Grade 3 primary graft dysfunction (PGD3) represents the most important risk factor for patient mortality during the first year after lung transplantation (LTX). We investigated whether pretransplant pulmonary hypertension (PH) is a risk factor for the development of PGD3. This retrospective, single‐center cohort study included 96 candidates undergoing right heart catheterization (RHC) prior to being listed for LTX between March 2000 and October 2015. Based on their mean pulmonary artery pressure (mPAP) levels, the patients were classified into 3 groups: (1) <25 mm Hg, (2) 25‐34 mm Hg and (3) ≥35 mm Hg.

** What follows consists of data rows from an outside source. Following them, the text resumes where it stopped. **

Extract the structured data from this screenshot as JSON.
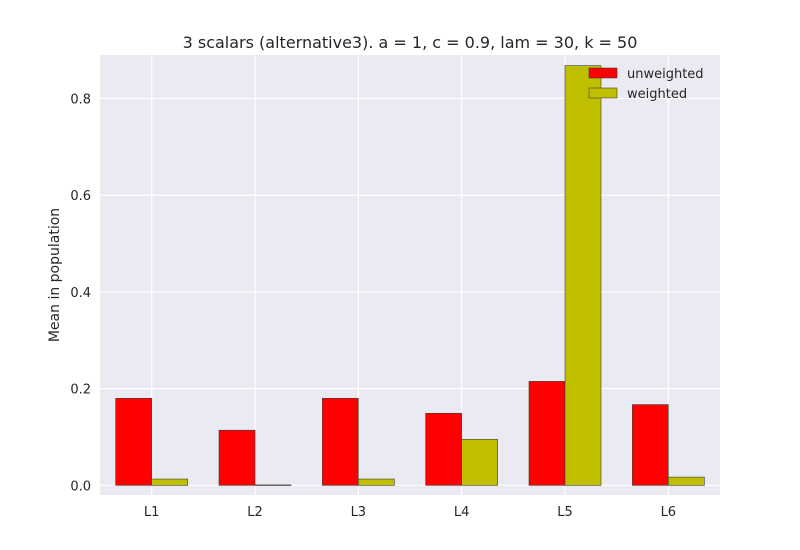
{
  "chart_data": {
    "type": "bar",
    "title": "3 scalars (alternative3). a = 1, c = 0.9, lam = 30, k = 50",
    "xlabel": "",
    "ylabel": "Mean in population",
    "categories": [
      "L1",
      "L2",
      "L3",
      "L4",
      "L5",
      "L6"
    ],
    "series": [
      {
        "name": "unweighted",
        "color": "#ff0000",
        "values": [
          0.18,
          0.114,
          0.18,
          0.149,
          0.215,
          0.167
        ]
      },
      {
        "name": "weighted",
        "color": "#bfbf00",
        "values": [
          0.013,
          0.001,
          0.013,
          0.095,
          0.868,
          0.017
        ]
      }
    ],
    "ylim": [
      -0.02,
      0.89
    ],
    "yticks": [
      "0.0",
      "0.2",
      "0.4",
      "0.6",
      "0.8"
    ],
    "grid": true,
    "legend_position": "top-right",
    "background_color": "#eaeaf2"
  }
}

Forty‐seven patients were classified in group 1, 31 in group 2, and 18 in group 3. Fifteen recipients (16%, 95%‐CI 8‐23) developed PGD3. In the univariate analysis, the diagnosis of interstitial lung disease (ILD) compared to COPD (OR: 7.06, P = .005), blood transfusion >1000 mL during surgery (OR: 5.25, P = .005), the need for intra‐operative cardio‐pulmonary bypass (CPB) or extra‐corporeal membrane oxygenation (ECMO) (OR: 4, P = .027), mPAP (OR 1.06, P = .007) and serum high density lipoprotein‐cholesterol (HDL‐C) (OR 0.09, P = .005) were associated with PGD3. In the multivariable logistic regression analysis, only HDL‐C (OR 0.10, P = .016) was associated with PGD3 based on our single‐center cohort data analysis.